Pensando na realidade brasileira, que tipo de adaptação urbana poderia seguir esses princípios, aproveitando parques, praças e áreas públicas de forma mais inteligente?

Adriana Sandre: Os princípios das cidades-esponja e do método dos “Momentos da Água” podem inspirar uma reorientação do urbanismo brasileiro, no sentido de transformar parques, praças e áreas públicas em infraestruturas multifuncionais. Em vez de espaços isolados e de manutenção ornamental, esses territórios poderiam ser reconcebidos como parte do sistema hidrológico urbano — áreas capazes de reter, infiltrar e fitorremediar a água das chuvas. Muitos desses parques podem ser pensados como parques anfíbios, capazes de atuar como reservatórios de água em períodos de cheias e como espaços de convivência e permanência em períodos secos.

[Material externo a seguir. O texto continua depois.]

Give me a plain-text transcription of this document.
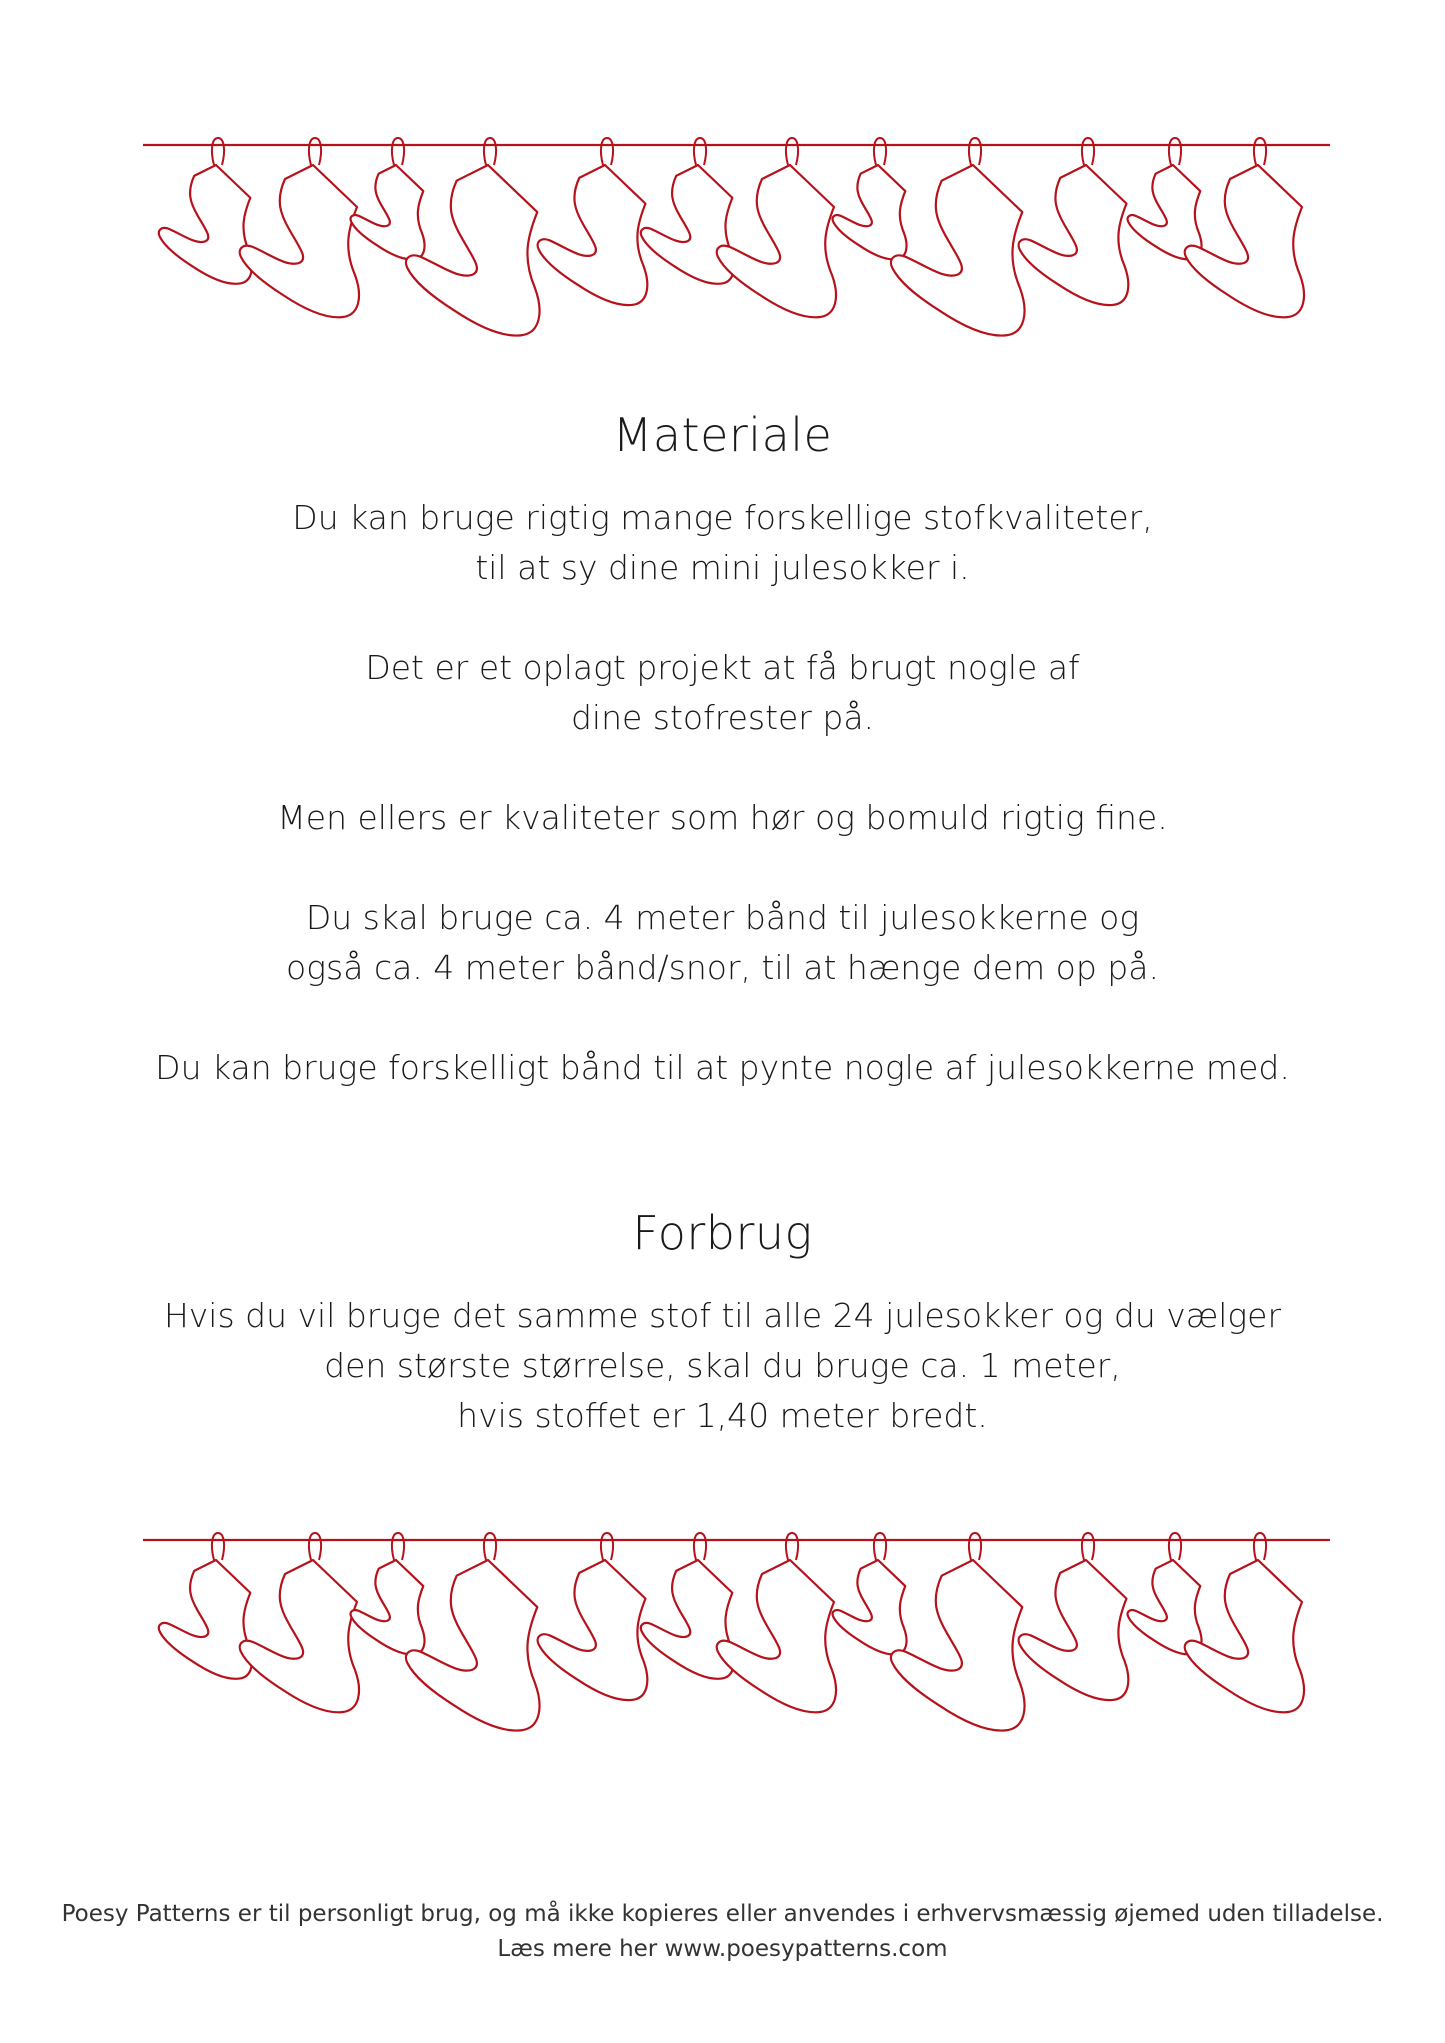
Materiale

Du kan bruge rigtig mange forskellige stofkvaliteter,
til at sy dine mini julesokker i.

Det er et oplagt projekt at få brugt nogle af
dine stofrester på.

Men ellers er kvaliteter som hør og bomuld rigtig fine.

Du skal bruge ca. 4 meter bånd til julesokkerne og
også ca. 4 meter bånd/snor, til at hænge dem op på.

Du kan bruge forskelligt bånd til at pynte nogle af julesokkerne med.

Forbrug

Hvis du vil bruge det samme stof til alle 24 julesokker og du vælger
den største størrelse, skal du bruge ca. 1 meter,
hvis stoffet er 1,40 meter bredt.

Poesy Patterns er til personligt brug, og må ikke kopieres eller anvendes i erhvervsmæssig øjemed uden tilladelse.
Læs mere her www.poesypatterns.com
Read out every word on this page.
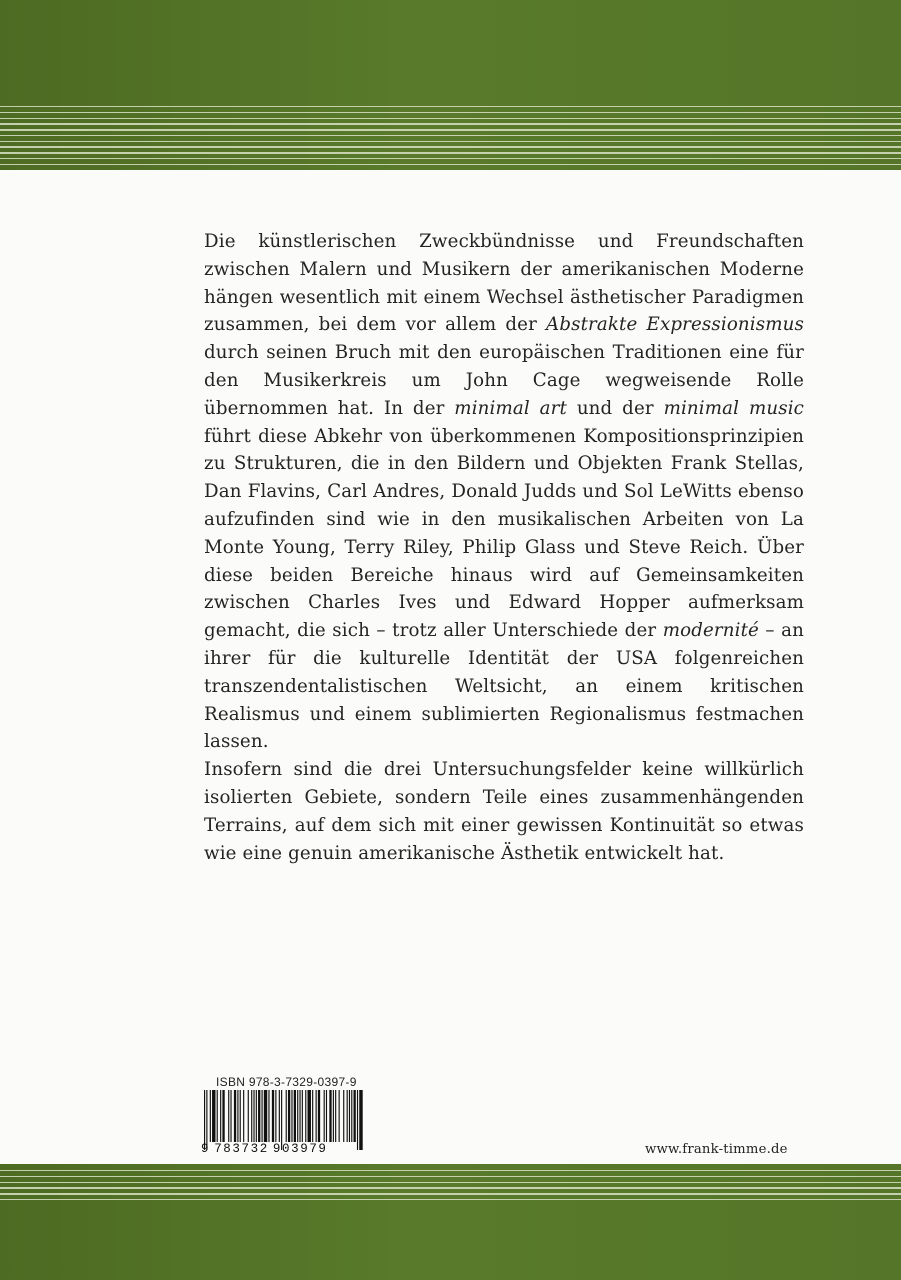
Die künstlerischen Zweckbündnisse und Freundschaften zwischen Malern und Musikern der amerikanischen Moderne hängen wesentlich mit einem Wechsel ästhetischer Paradigmen zusammen, bei dem vor allem der Abstrakte Expressionismus durch seinen Bruch mit den europäischen Traditionen eine für den Musikerkreis um John Cage wegweisende Rolle übernommen hat. In der minimal art und der minimal music führt diese Abkehr von überkommenen Kompositionsprinzipien zu Strukturen, die in den Bildern und Objekten Frank Stellas, Dan Flavins, Carl Andres, Donald Judds und Sol LeWitts ebenso aufzufinden sind wie in den musikalischen Arbeiten von La Monte Young, Terry Riley, Philip Glass und Steve Reich. Über diese beiden Bereiche hinaus wird auf Gemeinsamkeiten zwischen Charles Ives und Edward Hopper aufmerksam gemacht, die sich – trotz aller Unterschiede der modernité – an ihrer für die kulturelle Identität der USA folgenreichen transzendentalistischen Weltsicht, an einem kritischen Realismus und einem sublimierten Regionalismus festmachen lassen.

Insofern sind die drei Untersuchungsfelder keine willkürlich isolierten Gebiete, sondern Teile eines zusammenhängenden Terrains, auf dem sich mit einer gewissen Kontinuität so etwas wie eine genuin amerikanische Ästhetik entwickelt hat.

ISBN 978-3-7329-0397-9
9 783732 903979	www.frank-timme.de
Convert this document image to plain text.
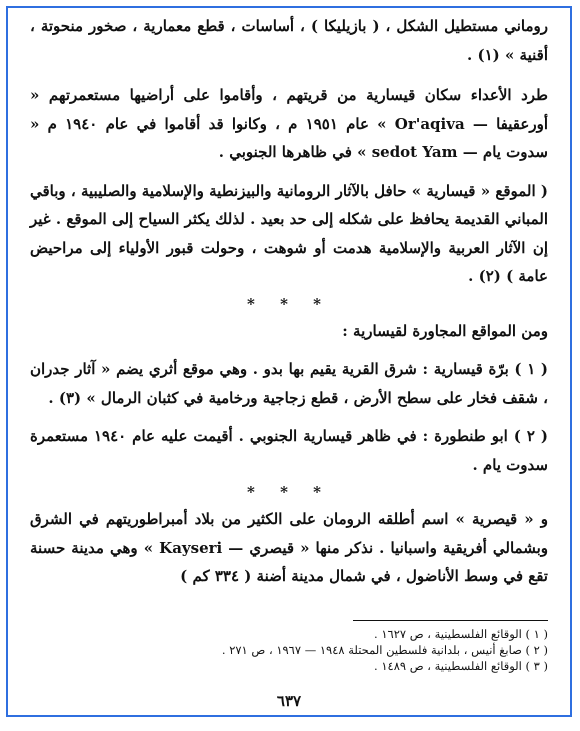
روماني مستطيل الشكل ، ( بازيليكا ) ، أساسات ، قطع معمارية ، صخور منحوتة ، أقنية » (١) .

طرد الأعداء سكان قيسارية من قريتهم ، وأقاموا على أراضيها مستعمرتهم « أورعقيفا — Or'aqiva » عام ١٩٥١ م ، وكانوا قد أقاموا في عام ١٩٤٠ م « سدوت يام — sedot Yam » في ظاهرها الجنوبي .

( الموقع « قيسارية » حافل بالآثار الرومانية والبيزنطية والإسلامية والصليبية ، وباقي المباني القديمة يحافظ على شكله إلى حد بعيد . لذلك يكثر السياح إلى الموقع . غير إن الآثار العربية والإسلامية هدمت أو شوهت ، وحولت قبور الأولياء إلى مراحيض عامة ) (٢) .

* * *

ومن المواقع المجاورة لقيسارية :

( ١ ) برّة قيسارية : شرق القرية يقيم بها بدو . وهي موقع أثري يضم « آثار جدران ، شقف فخار على سطح الأرض ، قطع زجاجية ورخامية في كثبان الرمال » (٣) .

( ٢ ) ابو طنطورة : في ظاهر قيسارية الجنوبي . أقيمت عليه عام ١٩٤٠ مستعمرة سدوت يام .

* * *

و « قيصرية » اسم أطلقه الرومان على الكثير من بلاد أمبراطوريتهم في الشرق وبشمالي أفريقية واسبانيا . نذكر منها « قيصري — Kayseri » وهي مدينة حسنة تقع في وسط الأناضول ، في شمال مدينة أضنة ( ٣٣٤ كم )

( ١ ) الوقائع الفلسطينية ، ص ١٦٢٧ .
( ٢ ) صابغ أنيس ، بلدانية فلسطين المحتلة ١٩٤٨ — ١٩٦٧ ، ص ٢٧١ .
( ٣ ) الوقائع الفلسطينية ، ص ١٤٨٩ .
٦٣٧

O que isso significa na prática?

Foto: PJL909/ Shutterstock

Adriana Sandre: Significa adotar dispositivos de drenagem sustentável — como reservatórios anfíbios, jardins de chuva, biovaletas e bacias de retenção — integrados ao desenho da paisagem e não tratados como obras de engenharia separadas e monofuncionais (como os piscinões de concreto). Essa integração exige o reconhecimento de que o espaço livre pode desempenhar papéis técnico, ecológico e educativo simultaneamente, compondo uma malha resiliente de infraestruturas conectadas. Essa malha compreende a multiescalaridade funcional dos espaços livres, envolvendo desde parques regionais até locais, atuando como elementos distintos e complementares da bacia.

Poderia citar um exemplo dessa abordagem?

Adriana Sandre: O projeto da Praça de Infiltração Saracura, desenvolvido pelo escritório Guajava no âmbito do Caderno da Bacia Hidrográfica do Anhangabaú, elaborado pela FCTH para a SIURB, da Prefeitura de São Paulo. Ele foi concebido para reter e infiltrar as águas pluviais provenientes do entorno, reduzindo a sobrecarga sobre a microdrenagem e contribuindo para a recarga do lençol freático, ao mesmo tempo em que oferece um espaço público qualificado e multifuncional.

A solução atua como parte de um conjunto sistêmico de dispositivos distribuídos — que inclui jardins de chuva, biovaletas, terraços de chuva, poços de infiltração, escadas hidráulicas, vegetação e áreas de renaturalização ao longo do córrego Saracura. Ou seja, cada dispositivo atua em um momento distinto da água, conectando desde as nascentes até o fundo de vale. Esse projeto demonstra que a lógica das cidades-esponja e dos “Momentos da Água” pode ser traduzida para a realidade paulistana.

Você menciona que ainda há resistência a abandonar o “concreto” como solução única. Por que é tão difícil mudar esse paradigma na engenharia e no urbanismo?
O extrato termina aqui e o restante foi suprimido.